Cedendo a crescentes pressões da oposição e de lideranças da zona do euro, o primeiro-ministro da Itália, Silvio Berlusconi, renunciará ao cargo após a aplicação das medidas de austeridade para reduzir o deficit público do país, segundo nota oficial da Presidência divulgada nesta terça-feira. O premiê se reuniu com o presidente italiano, Giorgio Napolitano, no palácio do Quirinale, sede da Presidência da Itália, junto a lideranças do partido direitista Liga Norte, da base do governo.

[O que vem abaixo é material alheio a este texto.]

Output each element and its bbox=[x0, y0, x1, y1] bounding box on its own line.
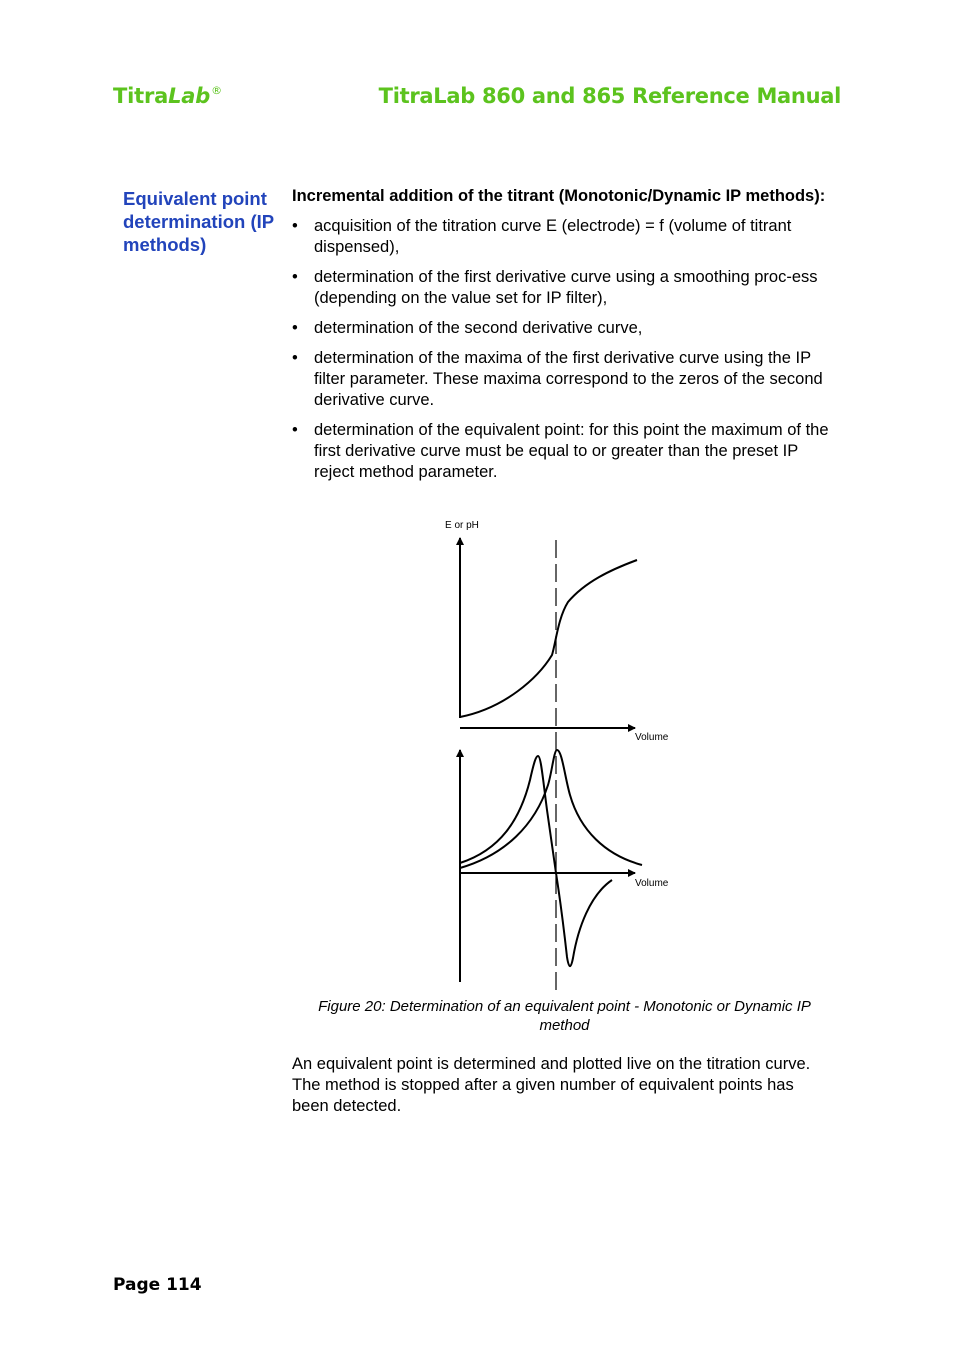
page-number: Page 114 bbox=[113, 1275, 202, 1295]
bullet-dot: • bbox=[292, 319, 298, 337]
top-x-label: Volume bbox=[635, 732, 669, 743]
bullet-item bbox=[292, 420, 837, 483]
titration-figure bbox=[430, 510, 690, 995]
bullet-item bbox=[292, 267, 837, 309]
brand-logo bbox=[113, 84, 222, 108]
titration-curve bbox=[460, 560, 637, 717]
bullet-dot: • bbox=[292, 268, 298, 286]
bullet-text: determination of the second derivative curve, bbox=[314, 319, 643, 337]
bullet-item bbox=[292, 216, 837, 258]
registered-mark: ® bbox=[211, 84, 222, 97]
figure-caption: Figure 20: Determination of an equivalent point - Monotonic or Dynamic IP method bbox=[318, 998, 811, 1034]
titration-diagram bbox=[430, 510, 690, 995]
intro-title: Incremental addition of the titrant (Monotonic/Dynamic IP methods): bbox=[292, 187, 826, 205]
bullet-text: acquisition of the titration curve E (electrode) = f (volume of titrant dispensed), bbox=[314, 217, 792, 256]
section-heading: Equivalent point determination (IP methods) bbox=[123, 188, 274, 255]
bullet-list bbox=[292, 216, 837, 483]
closing-paragraph: An equivalent point is determined and plotted live on the titration curve. The method is stopped after a given number of equivalent points has been detected. bbox=[292, 1055, 811, 1115]
body-column bbox=[292, 186, 837, 492]
bullet-text: determination of the first derivative curve using a smoothing proc-ess (depending on the value set for IP filter), bbox=[314, 268, 818, 307]
top-y-label: E or pH bbox=[445, 520, 479, 531]
manual-title: TitraLab 860 and 865 Reference Manual bbox=[378, 84, 841, 108]
bottom-x-label: Volume bbox=[635, 878, 669, 889]
bullet-item bbox=[292, 348, 837, 411]
brand-italic: Lab bbox=[168, 84, 211, 108]
bullet-dot: • bbox=[292, 349, 298, 367]
second-derivative-curve bbox=[460, 756, 612, 966]
bullet-dot: • bbox=[292, 421, 298, 439]
bullet-dot: • bbox=[292, 217, 298, 235]
brand-prefix: Titra bbox=[113, 84, 169, 108]
bullet-text: determination of the equivalent point: for this point the maximum of the first derivative curve must be equal to or greater than the preset IP reject method parameter. bbox=[314, 421, 829, 481]
bullet-item bbox=[292, 318, 837, 339]
bullet-text: determination of the maxima of the first derivative curve using the IP filter parameter. These maxima correspond to the zeros of the second derivative curve. bbox=[314, 349, 823, 409]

Segundo o comunicado da Presidência, Berlusconi teria dito que tem consciência das implicações da votação de hoje expressou preocupação com a necessidade de dar respostas aos parceiros europeus. Logo após a votação, o ministro da Defesa, Ignazio La Russa, afirmou que, independente do resultado, os números teriam que ser levados para o chefe de Estado do país.
Resumindo, a contagem regressiva para a queda de Berlusconi começou hoje, para o alívio geral do povo italiano!